You all know that I am a full time pancreas, diabetes advocate, Blue Heel wearing, Kick butt D Momma but there is another side to me too. I work at Hallmark a few times a week for my sanity (although, sometimes it's more work to get to actual work than its worth!!) But anyways...Hallmark carries a line of cards called "Between You and Me". These are agonizingly looooong cards that are VERY mushy and I just don't care for them. However, last Friday, I was putting away a shipment of cards and for some reason one of these cards beckoned me to read it. Here is what it said:
"They say what doesn't kill you makes you stronger.
Well, what if you didn't sign up for extra-strength training?
What if you'd rather catch a few breaks once in a while?
Is that so much to ask?
At some point, you'd think you'd be entitled to a free pass or two:
Skip this challenge.
Avoid that crisis.
Delete those problems.
It's not that you're not strong
or that you don't have what it takes to get through this.

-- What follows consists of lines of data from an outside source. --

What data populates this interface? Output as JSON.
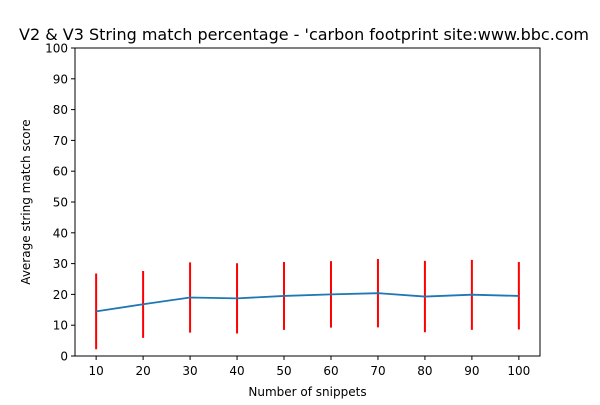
{
  "chart_data": {
    "type": "line",
    "title": "V2 & V3 String match percentage - 'carbon footprint site:www.bbc.com",
    "xlabel": "Number of snippets",
    "ylabel": "Average string match score",
    "x": [
      10,
      20,
      30,
      40,
      50,
      60,
      70,
      80,
      90,
      100
    ],
    "xticks": [
      "10",
      "20",
      "30",
      "40",
      "50",
      "60",
      "70",
      "80",
      "90",
      "100"
    ],
    "yticks": [
      "0",
      "10",
      "20",
      "30",
      "40",
      "50",
      "60",
      "70",
      "80",
      "90",
      "100"
    ],
    "ylim": [
      0,
      100
    ],
    "grid": false,
    "series": [
      {
        "values": [
          14.5,
          16.8,
          19.0,
          18.7,
          19.5,
          20.0,
          20.4,
          19.3,
          19.9,
          19.5
        ],
        "error_low": [
          2.2,
          5.9,
          7.6,
          7.3,
          8.5,
          9.2,
          9.3,
          7.7,
          8.5,
          8.6
        ],
        "error_high": [
          26.8,
          27.6,
          30.4,
          30.1,
          30.5,
          30.8,
          31.5,
          30.9,
          31.2,
          30.5
        ],
        "line_color": "#1f77b4",
        "error_color": "#ff0000"
      }
    ]
  }
}
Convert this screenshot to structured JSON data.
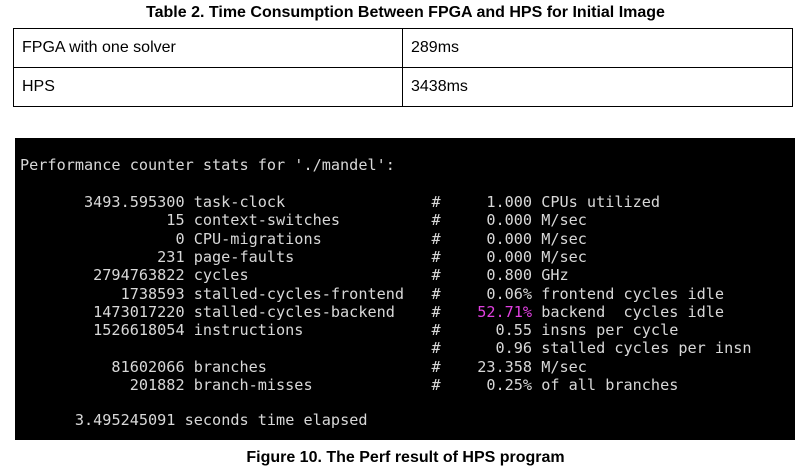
{
  "table_caption": "Table 2. Time Consumption Between FPGA and HPS for Initial Image",
  "table_rows": [
    {
      "label": "FPGA with one solver",
      "value": "289ms"
    },
    {
      "label": "HPS",
      "value": "3438ms"
    }
  ],
  "terminal": {
    "header": "Performance counter stats for './mandel':",
    "lines": [
      {
        "count": "3493.595300",
        "event": "task-clock",
        "hash": "#",
        "value": "1.000",
        "note": "CPUs utilized"
      },
      {
        "count": "15",
        "event": "context-switches",
        "hash": "#",
        "value": "0.000",
        "note": "M/sec"
      },
      {
        "count": "0",
        "event": "CPU-migrations",
        "hash": "#",
        "value": "0.000",
        "note": "M/sec"
      },
      {
        "count": "231",
        "event": "page-faults",
        "hash": "#",
        "value": "0.000",
        "note": "M/sec"
      },
      {
        "count": "2794763822",
        "event": "cycles",
        "hash": "#",
        "value": "0.800",
        "note": "GHz"
      },
      {
        "count": "1738593",
        "event": "stalled-cycles-frontend",
        "hash": "#",
        "value": "0.06%",
        "note": "frontend cycles idle"
      },
      {
        "count": "1473017220",
        "event": "stalled-cycles-backend",
        "hash": "#",
        "value": "52.71%",
        "note": "backend  cycles idle",
        "highlight": true
      },
      {
        "count": "1526618054",
        "event": "instructions",
        "hash": "#",
        "value": "0.55",
        "note": "insns per cycle"
      },
      {
        "count": "",
        "event": "",
        "hash": "#",
        "value": "0.96",
        "note": "stalled cycles per insn"
      },
      {
        "count": "81602066",
        "event": "branches",
        "hash": "#",
        "value": "23.358",
        "note": "M/sec"
      },
      {
        "count": "201882",
        "event": "branch-misses",
        "hash": "#",
        "value": "0.25%",
        "note": "of all branches"
      }
    ],
    "elapsed_value": "3.495245091",
    "elapsed_label": "seconds time elapsed",
    "highlight_color": "#e040e0"
  },
  "figure_caption": "Figure 10. The Perf result of HPS program"
}
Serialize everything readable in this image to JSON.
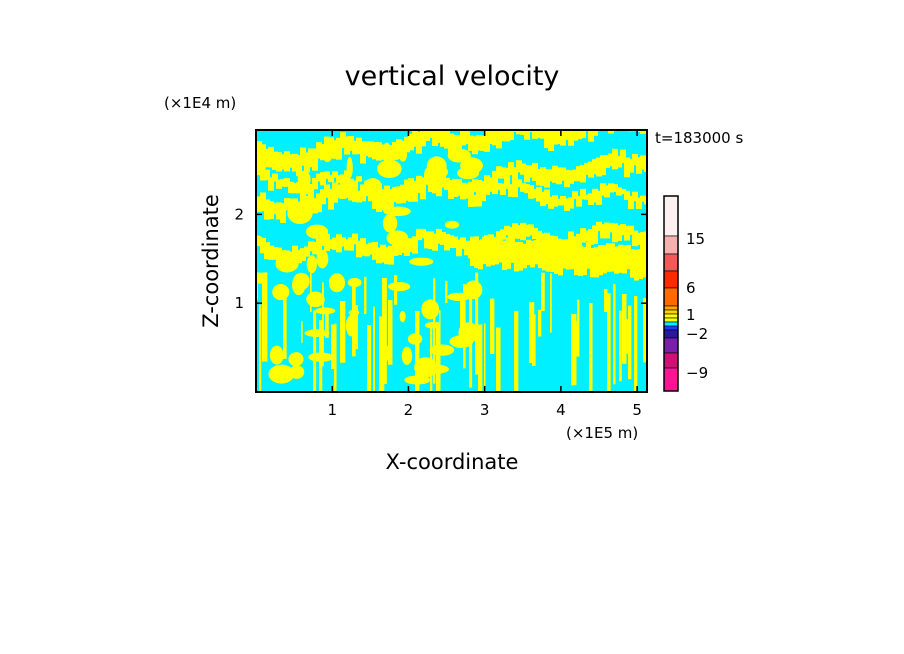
{
  "chart_data": {
    "type": "heatmap",
    "title": "vertical velocity",
    "xlabel": "X-coordinate",
    "ylabel": "Z-coordinate",
    "x_unit": "(×1E5 m)",
    "y_unit": "(×1E4 m)",
    "time_label": "t=183000 s",
    "xlim": [
      0,
      5.13
    ],
    "ylim": [
      0,
      2.95
    ],
    "x_ticks": [
      "1",
      "2",
      "3",
      "4",
      "5"
    ],
    "y_ticks": [
      "1",
      "2"
    ],
    "colorbar": {
      "labels": [
        "15",
        "6",
        "1",
        "−2",
        "−9"
      ],
      "colors": [
        "#ff1493",
        "#cc1177",
        "#7a1fa8",
        "#2a1a9a",
        "#1a3cff",
        "#00f0ff",
        "#ffff00",
        "#ffd200",
        "#ffa500",
        "#ff6a00",
        "#ff2a00",
        "#f05a5a",
        "#f5b0b0",
        "#fdf0f0"
      ]
    },
    "field_colors": {
      "positive": "#ffff00",
      "negative": "#00f0ff"
    }
  }
}
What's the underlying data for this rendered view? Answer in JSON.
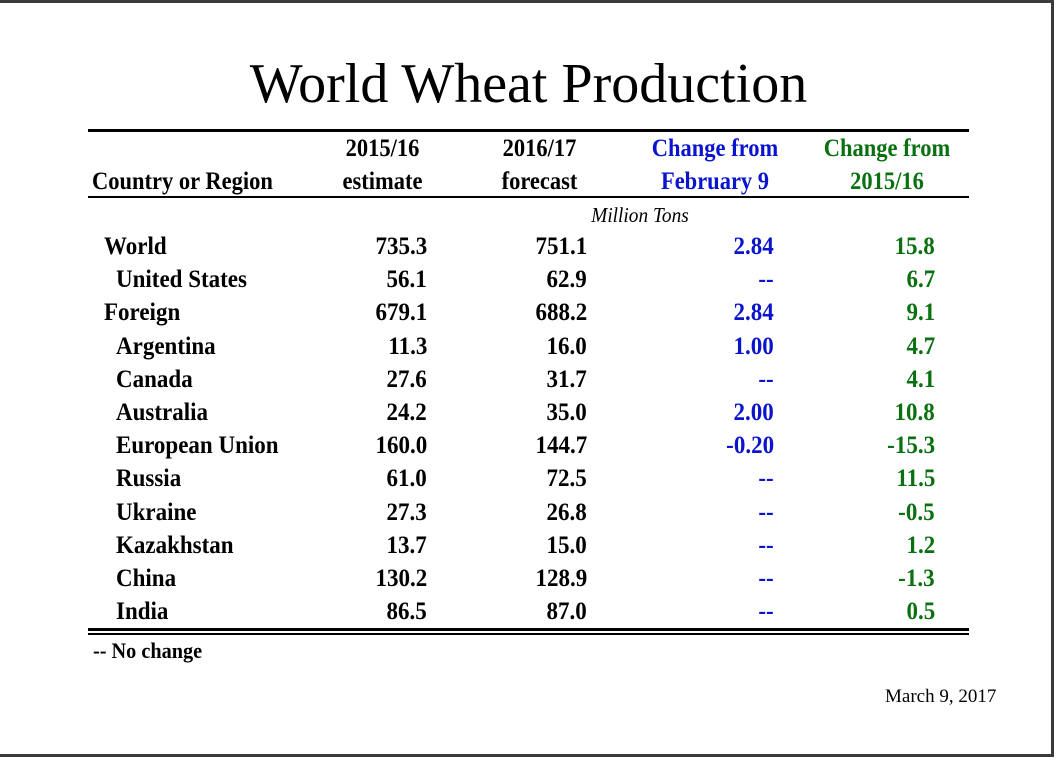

You are, you do, and you will.
But you've built enough character already, and its time for things to lighten up a little!"
Don't you ever feel this way?
...even a little bit?
I know I do.
I feel this way after a birthday party I drop Nora off at only to have to turn around and go back to the party because her sensor decides it doesn't want to work but it's a sleep over and really need that sensor to work. So I have to do a whole sensor change.
Why can't I just drop her off like all the other parents do?!!?
I feel this way when she eats. Making sure we count every carb, SWAGing, bolusing before, during or after she eats, depending on what she eats.
Why can't she just eat?!!? My 4 year old asks "how much insulin do I need" before he leaves the table and he is NOT a diabetic!!
I feel this way when she down at the nurses office treating a low instead of in her classroom learning.
Why can't she just learn!??!
And don't even get me going on my hemophiliac son which is a whole other host of concerns on why he can't do certain things.
A few breaks would be nice...
blood sugars in range.
sensors working properly and accurately.
sleeping through the night.
I bought that card last Friday. Not to send to anyone. To keep. For ME. To take out when I'm feeling like I've had enough and read. It's funny...in a sick way. It made me laugh because this card just hits home.
Just remember...it WON'T kill us, it WILL make us stronger, but dammit...I'm ready for a break!